We sought the expert opinion of Dr. Sicherer. See his response below.

The decision to undertake an oral food challenge is complex. Briefly, you are considering the chance of a reaction as well as the risk of the reaction being severe, especially when deciding upon location of the test (office, hospital). Within these parameters, the experience of the physician in managing the challenge and any reaction is of course a consideration, personal comfort included.

Here we are told only that there is a history of a “reaction” to “seafood” with absolutely no other information. Actually, the child’s age is not mentioned either, or how long in foster care, which might inform roughly how long ago this all happened and if it happened in infancy (more allergy resolution) or later in childhood (less resolution). I would be interested to know the saline control sizes for the skin test because the mixed fish was seemingly quite large and the mixed shellfish just “average” but actually it is much smaller than the 7 mm histamine so possibly not significant.

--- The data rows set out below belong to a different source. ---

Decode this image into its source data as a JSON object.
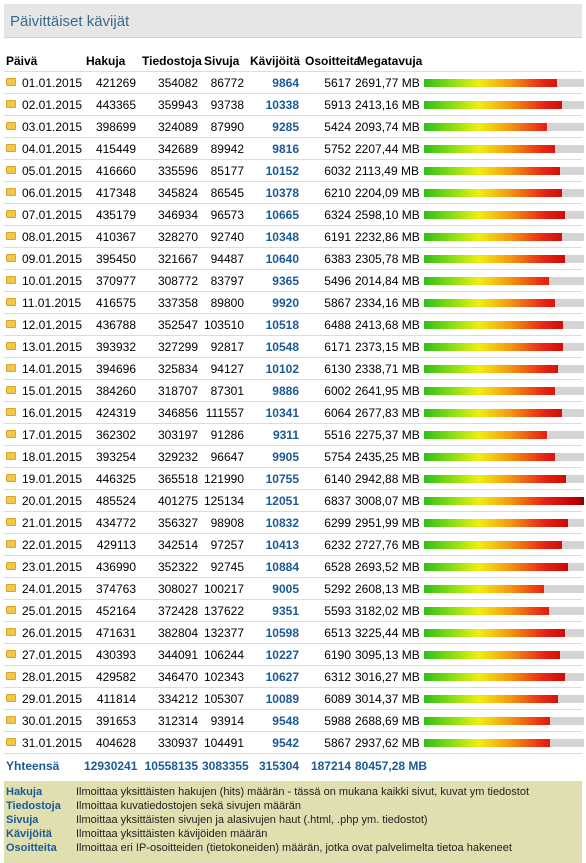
{
  "title": "Päivittäiset kävijät",
  "columns": [
    "Päivä",
    "Hakuja",
    "Tiedostoja",
    "Sivuja",
    "Kävijöitä",
    "Osoitteita",
    "Megatavuja"
  ],
  "rows": [
    {
      "date": "01.01.2015",
      "hakuja": "421269",
      "tiedostoja": "354082",
      "sivuja": "86772",
      "kavijoita": "9864",
      "osoitteita": "5617",
      "mb": "2691,77 MB",
      "bar": 0.83
    },
    {
      "date": "02.01.2015",
      "hakuja": "443365",
      "tiedostoja": "359943",
      "sivuja": "93738",
      "kavijoita": "10338",
      "osoitteita": "5913",
      "mb": "2413,16 MB",
      "bar": 0.86
    },
    {
      "date": "03.01.2015",
      "hakuja": "398699",
      "tiedostoja": "324089",
      "sivuja": "87990",
      "kavijoita": "9285",
      "osoitteita": "5424",
      "mb": "2093,74 MB",
      "bar": 0.77
    },
    {
      "date": "04.01.2015",
      "hakuja": "415449",
      "tiedostoja": "342689",
      "sivuja": "89942",
      "kavijoita": "9816",
      "osoitteita": "5752",
      "mb": "2207,44 MB",
      "bar": 0.82
    },
    {
      "date": "05.01.2015",
      "hakuja": "416660",
      "tiedostoja": "335596",
      "sivuja": "85177",
      "kavijoita": "10152",
      "osoitteita": "6032",
      "mb": "2113,49 MB",
      "bar": 0.85
    },
    {
      "date": "06.01.2015",
      "hakuja": "417348",
      "tiedostoja": "345824",
      "sivuja": "86545",
      "kavijoita": "10378",
      "osoitteita": "6210",
      "mb": "2204,09 MB",
      "bar": 0.86
    },
    {
      "date": "07.01.2015",
      "hakuja": "435179",
      "tiedostoja": "346934",
      "sivuja": "96573",
      "kavijoita": "10665",
      "osoitteita": "6324",
      "mb": "2598,10 MB",
      "bar": 0.88
    },
    {
      "date": "08.01.2015",
      "hakuja": "410367",
      "tiedostoja": "328270",
      "sivuja": "92740",
      "kavijoita": "10348",
      "osoitteita": "6191",
      "mb": "2232,86 MB",
      "bar": 0.86
    },
    {
      "date": "09.01.2015",
      "hakuja": "395450",
      "tiedostoja": "321667",
      "sivuja": "94487",
      "kavijoita": "10640",
      "osoitteita": "6383",
      "mb": "2305,78 MB",
      "bar": 0.88
    },
    {
      "date": "10.01.2015",
      "hakuja": "370977",
      "tiedostoja": "308772",
      "sivuja": "83797",
      "kavijoita": "9365",
      "osoitteita": "5496",
      "mb": "2014,84 MB",
      "bar": 0.78
    },
    {
      "date": "11.01.2015",
      "hakuja": "416575",
      "tiedostoja": "337358",
      "sivuja": "89800",
      "kavijoita": "9920",
      "osoitteita": "5867",
      "mb": "2334,16 MB",
      "bar": 0.82
    },
    {
      "date": "12.01.2015",
      "hakuja": "436788",
      "tiedostoja": "352547",
      "sivuja": "103510",
      "kavijoita": "10518",
      "osoitteita": "6488",
      "mb": "2413,68 MB",
      "bar": 0.87
    },
    {
      "date": "13.01.2015",
      "hakuja": "393932",
      "tiedostoja": "327299",
      "sivuja": "92817",
      "kavijoita": "10548",
      "osoitteita": "6171",
      "mb": "2373,15 MB",
      "bar": 0.87
    },
    {
      "date": "14.01.2015",
      "hakuja": "394696",
      "tiedostoja": "325834",
      "sivuja": "94127",
      "kavijoita": "10102",
      "osoitteita": "6130",
      "mb": "2338,71 MB",
      "bar": 0.84
    },
    {
      "date": "15.01.2015",
      "hakuja": "384260",
      "tiedostoja": "318707",
      "sivuja": "87301",
      "kavijoita": "9886",
      "osoitteita": "6002",
      "mb": "2641,95 MB",
      "bar": 0.82
    },
    {
      "date": "16.01.2015",
      "hakuja": "424319",
      "tiedostoja": "346856",
      "sivuja": "111557",
      "kavijoita": "10341",
      "osoitteita": "6064",
      "mb": "2677,83 MB",
      "bar": 0.86
    },
    {
      "date": "17.01.2015",
      "hakuja": "362302",
      "tiedostoja": "303197",
      "sivuja": "91286",
      "kavijoita": "9311",
      "osoitteita": "5516",
      "mb": "2275,37 MB",
      "bar": 0.77
    },
    {
      "date": "18.01.2015",
      "hakuja": "393254",
      "tiedostoja": "329232",
      "sivuja": "96647",
      "kavijoita": "9905",
      "osoitteita": "5754",
      "mb": "2435,25 MB",
      "bar": 0.82
    },
    {
      "date": "19.01.2015",
      "hakuja": "446325",
      "tiedostoja": "365518",
      "sivuja": "121990",
      "kavijoita": "10755",
      "osoitteita": "6140",
      "mb": "2942,88 MB",
      "bar": 0.89
    },
    {
      "date": "20.01.2015",
      "hakuja": "485524",
      "tiedostoja": "401275",
      "sivuja": "125134",
      "kavijoita": "12051",
      "osoitteita": "6837",
      "mb": "3008,07 MB",
      "bar": 1.0
    },
    {
      "date": "21.01.2015",
      "hakuja": "434772",
      "tiedostoja": "356327",
      "sivuja": "98908",
      "kavijoita": "10832",
      "osoitteita": "6299",
      "mb": "2951,99 MB",
      "bar": 0.9
    },
    {
      "date": "22.01.2015",
      "hakuja": "429113",
      "tiedostoja": "342514",
      "sivuja": "97257",
      "kavijoita": "10413",
      "osoitteita": "6232",
      "mb": "2727,76 MB",
      "bar": 0.86
    },
    {
      "date": "23.01.2015",
      "hakuja": "436990",
      "tiedostoja": "352322",
      "sivuja": "92745",
      "kavijoita": "10884",
      "osoitteita": "6528",
      "mb": "2693,52 MB",
      "bar": 0.9
    },
    {
      "date": "24.01.2015",
      "hakuja": "374763",
      "tiedostoja": "308027",
      "sivuja": "100217",
      "kavijoita": "9005",
      "osoitteita": "5292",
      "mb": "2608,13 MB",
      "bar": 0.75
    },
    {
      "date": "25.01.2015",
      "hakuja": "452164",
      "tiedostoja": "372428",
      "sivuja": "137622",
      "kavijoita": "9351",
      "osoitteita": "5593",
      "mb": "3182,02 MB",
      "bar": 0.78
    },
    {
      "date": "26.01.2015",
      "hakuja": "471631",
      "tiedostoja": "382804",
      "sivuja": "132377",
      "kavijoita": "10598",
      "osoitteita": "6513",
      "mb": "3225,44 MB",
      "bar": 0.88
    },
    {
      "date": "27.01.2015",
      "hakuja": "430393",
      "tiedostoja": "344091",
      "sivuja": "106244",
      "kavijoita": "10227",
      "osoitteita": "6190",
      "mb": "3095,13 MB",
      "bar": 0.85
    },
    {
      "date": "28.01.2015",
      "hakuja": "429582",
      "tiedostoja": "346470",
      "sivuja": "102343",
      "kavijoita": "10627",
      "osoitteita": "6312",
      "mb": "3016,27 MB",
      "bar": 0.88
    },
    {
      "date": "29.01.2015",
      "hakuja": "411814",
      "tiedostoja": "334212",
      "sivuja": "105307",
      "kavijoita": "10089",
      "osoitteita": "6089",
      "mb": "3014,37 MB",
      "bar": 0.84
    },
    {
      "date": "30.01.2015",
      "hakuja": "391653",
      "tiedostoja": "312314",
      "sivuja": "93914",
      "kavijoita": "9548",
      "osoitteita": "5988",
      "mb": "2688,69 MB",
      "bar": 0.79
    },
    {
      "date": "31.01.2015",
      "hakuja": "404628",
      "tiedostoja": "330937",
      "sivuja": "104491",
      "kavijoita": "9542",
      "osoitteita": "5867",
      "mb": "2937,62 MB",
      "bar": 0.79
    }
  ],
  "totals": {
    "label": "Yhteensä",
    "hakuja": "12930241",
    "tiedostoja": "10558135",
    "sivuja": "3083355",
    "kavijoita": "315304",
    "osoitteita": "187214",
    "mb": "80457,28 MB"
  },
  "legend": [
    {
      "term": "Hakuja",
      "desc": "Ilmoittaa yksittäisten hakujen (hits) määrän - tässä on mukana kaikki sivut, kuvat ym tiedostot"
    },
    {
      "term": "Tiedostoja",
      "desc": "Ilmoittaa kuvatiedostojen sekä sivujen määrän"
    },
    {
      "term": "Sivuja",
      "desc": "Ilmoittaa yksittäisten sivujen ja alasivujen haut (.html, .php ym. tiedostot)"
    },
    {
      "term": "Kävijöitä",
      "desc": "Ilmoittaa yksittäisten kävijöiden määrän"
    },
    {
      "term": "Osoitteita",
      "desc": "Ilmoittaa eri IP-osoitteiden (tietokoneiden) määrän, jotka ovat palvelimelta tietoa hakeneet"
    }
  ],
  "colors": {
    "accent": "#1a5a96",
    "bar_track": "#d4d4d4",
    "legend_bg": "#e0dfb0"
  }
}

We do not know the food, frequency of reactions, symptoms, etc.. However, the term “seafood” was used and we also may question if this was fish, shellfish or both. At the end of the day “something happened” having to do with “seafood”.

Given that the shellfish serum tests were negative and the skin test was small (especially that it was much smaller than histamine) it would seem more likely that the “seafood” allergy might be finned fish. A food challenge to shrimp would seem warranted, and other shellfish could be allowed if passed, with care not to get cross-contact with finned fish.

Regarding fish, if we conclude that the “seafood” was actually fish (not shellfish), then we do have a history of some level of a reaction to at least some fish that made people have the child avoid “seafood” and now a positive test to fish. If there is not still allergy then it resolved, which is not common for fish. In other words, the chance of some fish allergy seems VERY likely (even though the results were not over 20 kU/L).

Now fish is known as a potent allergen so severity could be significant. The complete lack of atopy as described should mean there is no asthma and since asthma adds severity risk to a reaction (since the lung may more readily respond) that is some good news. Undertaking fish oral food challenges would require comfort on the part of the physician and facility but I would assume a reaction is likely and could be severe, if you were planning to test against one fish after another.

One solution or starting point here seems to be canned tuna. Canning may reduce the allergenicity of the tuna plus the IgE level was lower to tuna. And you know a can of tuna is just tuna, not some other fish. That might be a good start on food challenges. It would seem helpful to skin test to individual fish since it may be that he is allergic to some and not others, or has higher risk to certain ones, although if that is proven, decisions also have to be made about allowing individual fish (avoiding cross contact and mis-identification).